L’armagnac Castarede, au château de Maniban

Dans nos assiettes et nos verres, la vigilance règne et la quête du circuit court devient un principe -non plus de précaution, mais bel et bien de raison. Les services marketing l’ont bien compris, le terroir est une star qui s’affiche en vitrine. Qu’on nous propose un camembert ou un gruyère, une pomme de terre ou un Sancerre, le terroir est présent et il fait fait vendre.

L’esprit gascon

En Gascogne on s’apprête à allumer les alambics. Dans les trois appellations, Bas-Armagnac, Tenarèze et Haut-Armagnac, le dernier week-end d’octobre célèbre la longue trêve de distillation débutée fin mars.

L’occasion de fêter, au pied des alambics armagnacais, les vertus de l’arqua ardens qui “consommée avec modération rend l’homme joyeux au-dessus de tout”, comme l’observait déjà en 1310 le maître Vital Dufour. On lui doit les fondements du spiritueux, dont l’identité historique emprunte autant aux Romains, qui plantèrent la vigne, qu’aux Arabes inventeurs de l’alambic ou encore aux Celtes, créateurs du fût.

Les trois éléments réunis traversent les siècles, se modernisent et sont les gardiens de l’identité forte de la région. Les producteurs sont souvent des amateurs. Le savoir faire un héritage. Il n’existe pas un Armagnac qui se ressemblent. La plus belle des démonstrations nous est faite lors des chapitres de la Compagnie des Mousquetaires d’Armagnac.
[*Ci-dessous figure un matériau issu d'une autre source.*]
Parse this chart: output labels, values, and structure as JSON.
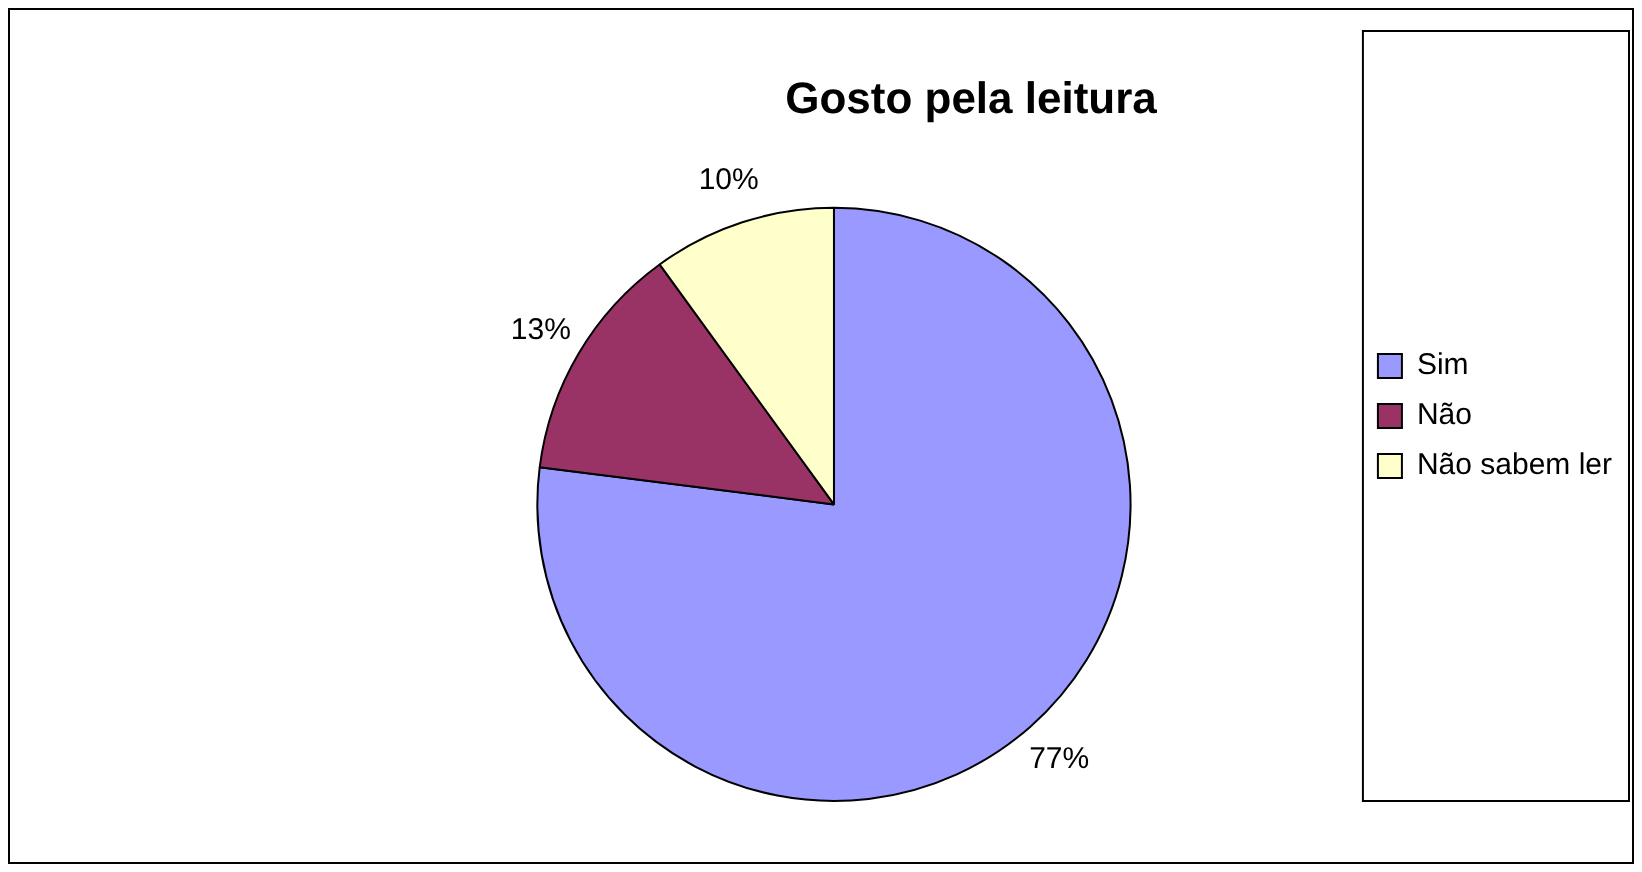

Cette confrérie voulue par les descendants du célèbre Charles de Batz de Castelmore, comte d’Artagnan, veille et défend l’esprit gascon, dont l’Armagnac est le symbole.

Etape par étape

Ici on distille encore à façon. Les codes et les cahiers des charges sont propres à chaque famille. 15 000 hectares sont d’abord vinifiés. Les quatre principaux cépages donneront des vins acides, légers, peu alcoolisés, qui une fois distillés, produiront des eaux de vie fines, rondes, suaves, fruitées et épicées.

Le pressurage

L’empreinte écologique est ici une évidence depuis des siècles. Le brevet de l’alambic armagnacais date de 1818 et depuis, peu de modifications lui ont été apportées. La consommation en énergie est 4 à 5 fois moins importante que les autres types d’alambics traditionnels. L’énergie renouvelable va de soi : la chauffe s’est toujours faite au bois. La consommation d’eau est nulle, c’est le vin froid qui procède à la condensation des vapeurs en distillat. Le vieillissement se fait sur place, dans des pièces en chêne de 400 litres.
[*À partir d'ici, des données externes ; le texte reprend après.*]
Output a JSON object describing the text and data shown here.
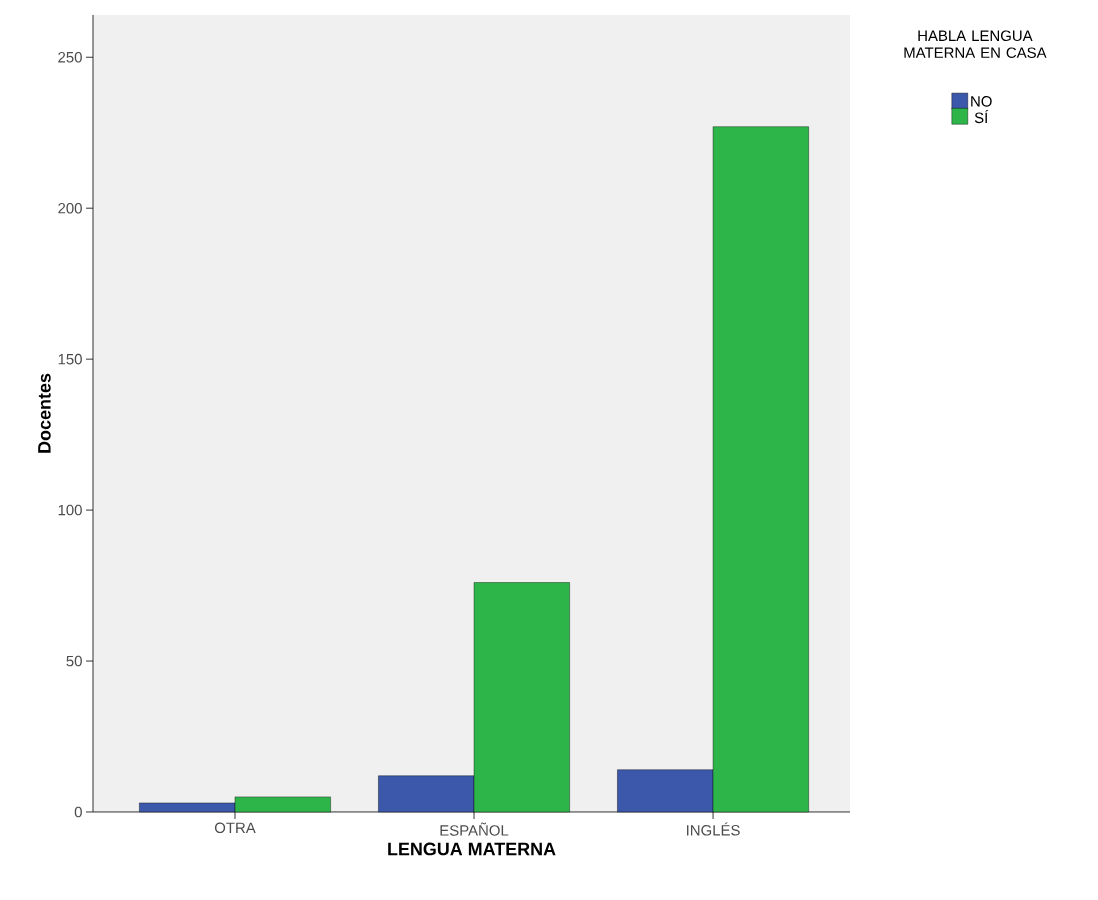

Quand on déguste l’armagnac, la palette est immense. Elle mêle par exemple le vin chaud et la prune sur des expressions jeunes (plus ou moins de quatre ans), le tilleul, la rose, le jasmin ou les agrumes, pour les eaux de vie oscillant entre cinq et dix ans. Ce sont aussi des notes pâtissières, boisées ou grillées quand on passe le cap des quinze ans.

© Jean-Philippe Balay

Plongez donc le nez, trempez vos lèvres dans ce noble spiritueux qui, du haut de ses sept cents ans, préserve le bon sens de la terre ! On l’appréciera pur ou dans les plus fins cocktails. Une histoire qui demeure, en matière de terroir, non plus un fantasme mais une réalité.